Learning to Schedule Communication in Multi-agent Reinforcement Learning (1902.01554v1)

Abstract: Many real-world reinforcement learning tasks require multiple agents to make sequential decisions under the agents' interaction, where well-coordinated actions among the agents are crucial to achieve the target goal better at these tasks. One way to accelerate the coordination effect is to enable multiple agents to communicate with each other in a distributed manner and behave as a group. In this paper, we study a practical scenario when (i) the communication bandwidth is limited and (ii) the agents share the communication medium so that only a restricted number of agents are able to simultaneously use the medium, as in the state-of-the-art wireless networking standards. This calls for a certain form of communication scheduling. In that regard, we propose a multi-agent deep reinforcement learning framework, called SchedNet, in which agents learn how to schedule themselves, how to encode the messages, and how to select actions based on received messages. SchedNet is capable of deciding which agents should be entitled to broadcasting their (encoded) messages, by learning the importance of each agent's partially observed information. We evaluate SchedNet against multiple baselines under two different applications, namely, cooperative communication and navigation, and predator-prey. Our experiments show a non-negligible performance gap between SchedNet and other mechanisms such as the ones without communication and with vanilla scheduling methods, e.g., round robin, ranging from 32% to 43%.

Learning to Schedule Communication in Multi-agent Reinforcement Learning

The paper "Learning to Schedule Communication in Multi-agent Reinforcement Learning" addresses the problem of effective communication in multi-agent reinforcement learning (MARL) environments, particularly in scenarios where communication bandwidth is limited and medium access control (MAC) is necessary due to shared communication channels. The authors propose a novel framework named SchedNet that facilitates intelligent scheduling of communications among agents, which is especially pertinent given the practical constraints found in wireless networking environments.

Summary of Contributions

SchedNet combines the principles of centralized training and distributed execution (CTDE) to enhance the cooperative behavior of agents through effectively scheduled communication. The framework introduces a three-component architecture comprising:

1. Actor Network: Composed of per-agent modules that manage message encoding, action selection, and weight generation for scheduling prioritization.
2. Scheduler: Determines which agents can broadcast messages based on the calculated importance of their information, facilitating efficient utilization of limited communication resources.
3. Critic Network: Assists during centralized training by offering feedback that considers the global state information.

Methodology

SchedNet operates under the recognition that real-world MARL scenarios often involve limited bandwidth and shared mediums, akin to wireless communication systems. Thus, the system is designed to select a subset of agents for communication using techniques aligned with existing MAC protocols such as CSMA (Carrier Sense Multiple Access), facilitating distributed scheduling.
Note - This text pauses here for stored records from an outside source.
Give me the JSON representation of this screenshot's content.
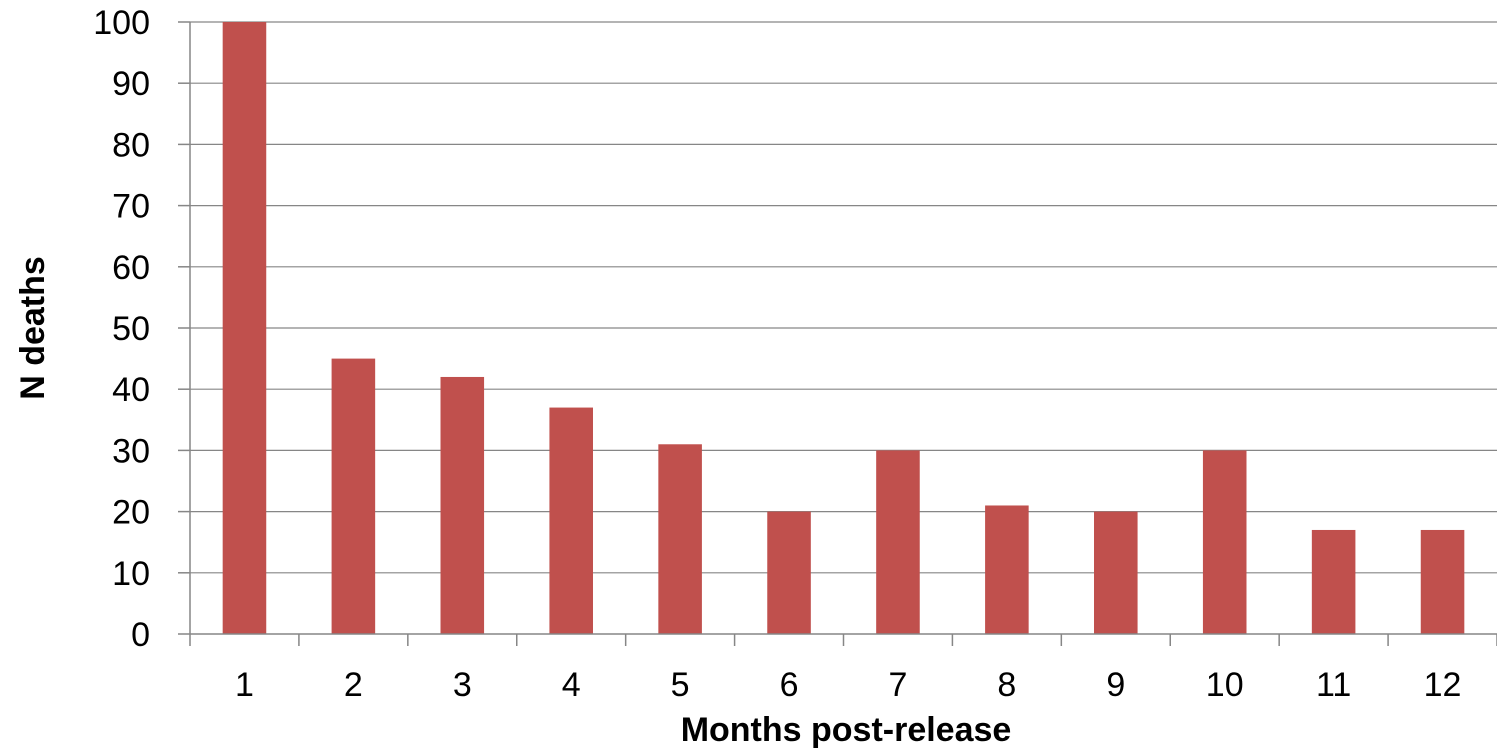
{
  "chart_data": {
    "type": "bar",
    "categories": [
      "1",
      "2",
      "3",
      "4",
      "5",
      "6",
      "7",
      "8",
      "9",
      "10",
      "11",
      "12"
    ],
    "values": [
      100,
      45,
      42,
      37,
      31,
      20,
      30,
      21,
      20,
      30,
      17,
      17
    ],
    "title": "",
    "xlabel": "Months post-release",
    "ylabel": "N deaths",
    "ylim": [
      0,
      100
    ],
    "yticks": [
      0,
      10,
      20,
      30,
      40,
      50,
      60,
      70,
      80,
      90,
      100
    ],
    "grid": "horizontal",
    "legend": "none",
    "bar_color": "#C0504D",
    "grid_color": "#868686",
    "axis_color": "#868686"
  }
}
The scheduling mechanism leverages a weight-based approach where:

• Top(k) prioritizes agents with higher weight values.
• Softmax(k) applies a probabilistic selection based on a softmax transformation of the weights.

These methods are intended to approximate practical wireless scheduling protocols while maintaining computational efficiency.

Experimental Validation

The authors evaluated SchedNet in two environments: Predator-Prey (PP) and Cooperative Communication and Navigation (CCN). The experiments underscored the efficacy of SchedNet in achieving higher performance relative to other baselines like IDQN and COMA, which do not consider communication.

• In the PP environment, SchedNet -Top(1) exhibited a 43% performance improvement over Round Robin scheduling.
• The CCN environment demonstrated similar results, highlighting the importance of intelligent scheduling in MARL settings with 32% improvement.

The paper further illustrated how SchedNet's learning capabilities allow it to prioritize agents with more crucial observations automatically, adapting its scheduling strategy to maximize the collective reward in coordination tasks.

Implications and Future Directions

SchedNet lays the groundwork for enhancing coordination in MARL tasks under communication constraints, making it especially relevant for distributed systems operating in constrained networking environments. As multi-agent systems become increasingly prevalent in mobile and IoT applications, frameworks like SchedNet will be pivotal in ensuring robust and efficient inter-agent communication.

The research opens avenues for further exploration into more complex and dynamic scheduling scenarios, potentially involving varied network conditions or adapting to non-static agent abilities. Future work could also integrate recurrent neural networks (RNNs) within the SchedNet architecture to further tackle scenarios characterized by highly partial observability or non-stationary dynamics.